For separating parents, the message is clear, get round a table and talk.
With the evolution of ‘tele’ communication (‘tele’ derived from the Greek for distant or far), technological innovations from the telegraph to video telephony etc. have increased human connectivity but not without cost. Whilst the quantity and reach of communication has increased the quality of communication has declined accordingly.
For mediation, the importance of face to face meetings is paramount. With such interactions there is the possibility of rapport, empathy, connection and understanding all reinforced by nonverbal cues. For many, listening seems to have become the forgotten part of communication with ‘listening’ replaced with ‘waiting to speak’.
If we are trust business leaders on this subject, they are clear; according to a Forbes Insights survey, eight out of 10 expressed a preference for face-to-face communication. Face-to-face meetings “build stronger, more meaningful business relationships,” they said. It is also easier to read body language, expressions and interpret nonverbal communication. They agreed, “Face-to-face communication is best for persuasion, leadership, engagement, inspiration, decision-making, accountability, candour, focus and reaching a consensus”.

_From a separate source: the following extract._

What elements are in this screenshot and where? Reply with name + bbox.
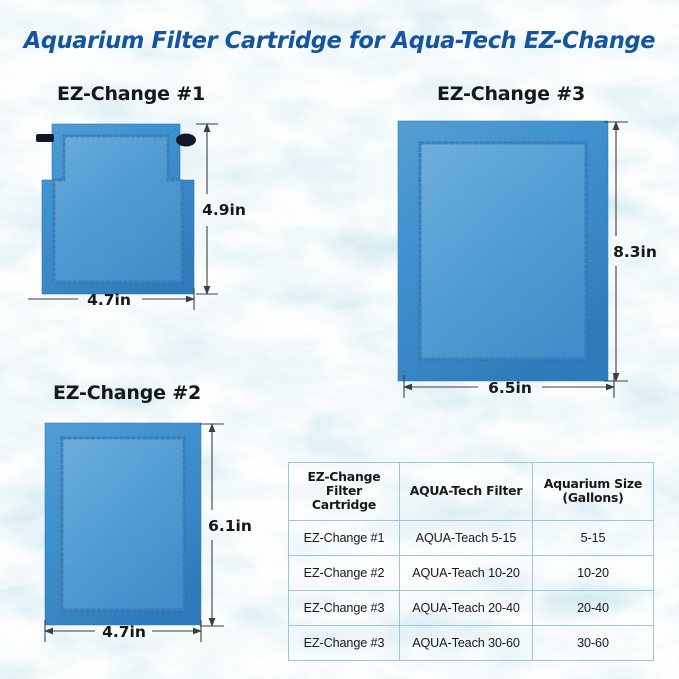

A mediator is there to assist in ‘translation’ and to ensure that parties get to hear what each is saying. Distanced parties become subject to their own confirmation biases (the tendency to interpret and favour information in a way that confirms one’s beliefs or hypotheses, while giving disproportionately less consideration to alternative possibilities). As the effect is stronger for emotional issues and for deeply entrenched beliefs, this can have a particularly destructive effect on families. The danger for those who cannot communicate face to face is further polarisation, the erosion of trust and increasingly problematic communication. Where there are children involved, this can have a catastrophic effect on the ability of parents to work cooperatively for the benefit of the child, not to mention the increased cost of protracted litigation fuelled by miscommunication and broken trust.
If communication, which is difficult enough between former partners A and B, is delegated to adversarial legal representatives C and D, the likely fate of such exchanges is akin to an increasingly wobbly pot on the potter’s wheel. Whilst there are competing theories about exactly what percentage of communication is non-verbal, it is clear that humans are evolutionally programmed to place a great deal of importance on the non-verbal over the verbal. One of the more significant determinants of trust is bound up in whether what is being said matches the conscious and unconscious behaviours exhibited by the other party to that communicative event. Without the ability to establish authenticity by direct communication, there is a risk of misunderstanding, miscommunication and the fate of the potter’s wheel.
For so long as we place equal value on communication over a distance to face to face interactions we choose to ignore the differences between the various modes of communication. Written interactions allow us to present ourselves differently than we might ordinarily. We can edit until we are satisfied that what is written fits the image we wish to project, something which is not quite so simple in a real time environment. Equally, as the visual, auditory and other clues are removed, the more likely we are to base our response on assumption rather than actual feedback. ‘I’m coming to get you’, written in a text message could be read as, ‘I’m coming to pick you up’, or ‘I am on my way to slaughter you’. Much of communication takes place non-verbally and emotions can easily be transferred from person to person without the utterance of a single word.
In this world of the Internet, e-mail, instant messaging, mobile phones and devices, we should keep in mind the importance of face-to-face communication. While we maximise the abilities and benefits of these new communication technologies, we need to remember to engage in physical interaction for the subtle and important benefits which it provides.